- Born: August 10, 1854 Haverhill, Massachusetts, U.S.
- Died: November 27, 1933 (aged 79) Berkeley, California, U.S.
- Spouse: Jessie Butters
- Engineering career
- Discipline: Mining engineering, metallurgy
- Significant design: Butters and Meins' Mechanical Distributor
- Significant advance: Use of gold cyanidation in Witwatersrand

= Charles Butters =

American metallurgist & engineer

Charles Butters (August 10, 1854 – November 27, 1933) was an American metallurgist, engineer and mine owner. A graduate of the University of California, Berkeley he moved to Southern Africa in 1890 to construct a chlorination plant for Hermann Eckstein & Company. Whilst there Butters pioneered the use of the gold cyanidation process for extracting the metal from low grade ore, which opened up new deposits in Witwatersrand. He also developed other methods that increased extraction efficiency.
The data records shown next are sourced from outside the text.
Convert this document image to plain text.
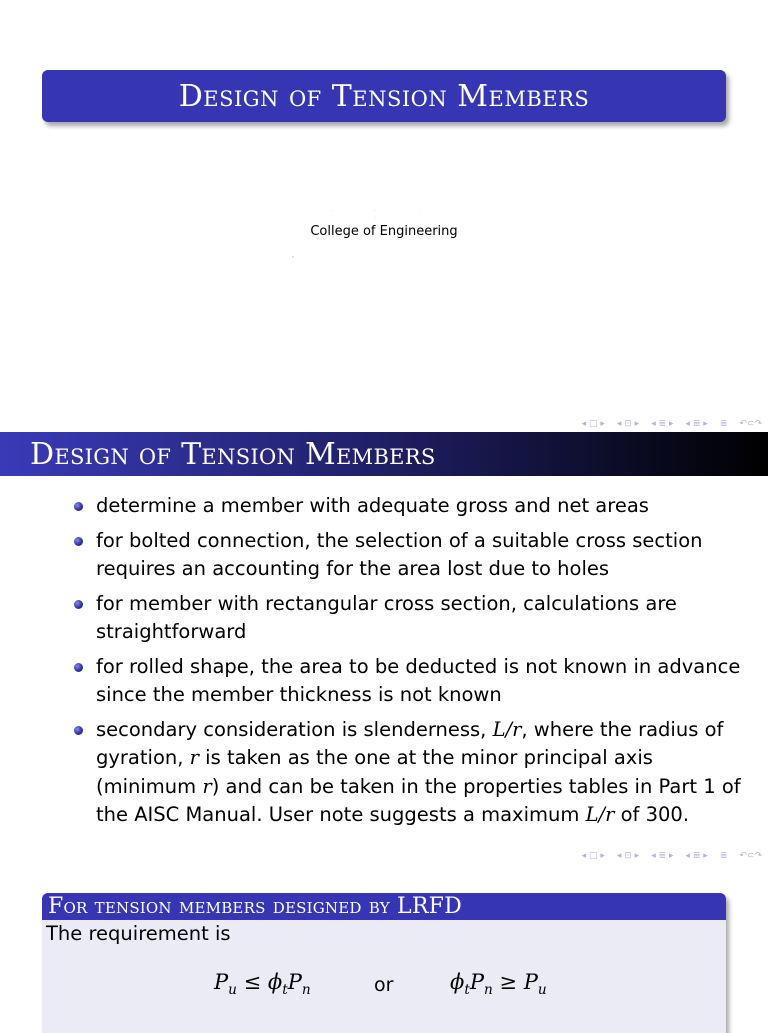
Design of Tension Members
· · · ·
College of Engineering
◂ □ ▸ ◂ ⊡ ▸ ◂ ≣ ▸ ◂ ≣ ▸ ≣ ↶⊂↷
Design of Tension Members
determine a member with adequate gross and net areas
for bolted connection, the selection of a suitable cross section requires an accounting for the area lost due to holes
for member with rectangular cross section, calculations are straightforward
for rolled shape, the area to be deducted is not known in advance since the member thickness is not known
secondary consideration is slenderness, L/r, where the radius of gyration, r is taken as the one at the minor principal axis (minimum r) and can be taken in the properties tables in Part 1 of the AISC Manual. User note suggests a maximum L/r of 300.
◂ □ ▸ ◂ ⊡ ▸ ◂ ≣ ▸ ◂ ≣ ▸ ≣ ↶⊂↷
For tension members designed by LRFD
The requirement is
$P_u \le \phi_tP_n$	or	$\phi_tP_n \ge P_u$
Butters left Eckstein in 1894 to jointly found a new firm, the Rand Central Ore Reduction Company. He joined the Johannesburg Reform Committee in 1895, a group of mostly immigrants to South Africa who demanded, among other things, a stable constitution, an independent judiciary, and a better educational system; he participated in the Jameson Raid, a botched attempt against the South African Republic, and was fined $2,000.

Butters returned to the United States in 1898 where he ran his own company, Chas. Butters & Co Ltd. By 1907 he had amassed a significant fortune from his mining operations. Butters proposed that his mines in Mexico be permitted to mint their own coinage, which would reduce the supply of silver bullion and increase the sale price. Butters risked execution by firing squad by taking steps to protect his mines in Nicaragua during the 1926–27 civil war.

== Early life and career ==
Charles Butters was born in Haverhill, Massachusetts, on August 10, 1854. After graduating from University of California, Berkeley he worked as a metallurgist in mines in the Western United States.

== Southern Africa ==
Butters traveled to the Transvaal in 1890 to construct a chlorination plant to treat ore at the Robinson Gold Mine for Hermann Eckstein & Company. Whilst in southern Africa he pioneered the use of the gold cyanidation process for extracting gold from low grade ore. This revolutionised gold mining in Witwatersrand as it was much more efficient than the vanning and shaking table methods and allowed the exploitation of many deposits previously ruled out as being too low in yield. Butters also developed the Butters and Meins' Mechanical Distributor which removed slime from sand tailings to allow them to be treated by cyanide process, further improving efficiencies. By 1894 Butters was experimenting with the treatment of the slime with lime and in settlement tanks to allow residual gold to be extracted. Butters left Hermann Eckstein & Company in 1894 to become a founder of the Rand Central Ore Reduction Company. He joined the Johannesburg Reform Committee in 1895 and at the end of that year took part in the Jameson Raid. After the raid he was arrested, sentenced as an accomplice and fined $2,000.

== Return to United States ==
Butters returned to the United States in 1898 and ran his own firm Chas. Butters & Co Ltd. He was described as having "gained a magnificent fortune" by 1907 by which point one of his gold mines his company purchased for $40,000 cash had generated $3 million in dividends, with a further $3 million of ore identified in the mine. Butters owned a large estate in Rockridge, Oakland, California, and, in 1911, opposed the extension of the Oakland, Antioch and Eastern Railroad, which passed by his estate and he considered to be a nuisance.

In 1920 Butters proposed establishing mints in Mexico to produce silver coinage which would be used to pay taxes to the Mexican government and the salaries of mine employees. This scheme, which came to be known as the Butters Plan, would reduce the supply of silver bullion, causing an increase in price, and allow mines to purchase goods with coin for export. The bullion had previously been transported to India and China where it was sold at a fixed price under the Pittman Act. Butters considered the previous arrangement served to the benefit of the British government, who controlled the eastern silver trade, at the expense of his mines. In 1927 Butters risked a firing squad when he took steps to protect his mines in Nicaragua during the civil war.

Butters was an associate member of the Institution of Civil Engineers and, in 1931, received a medal from the Mining and Metallurgical Society of Freiburg, Germany for his research work. Butters was married to Jessie Butters and died in Berkeley, California, on November 27, 1933. His papers are held in the archive of the University of California, Berkeley Libraries.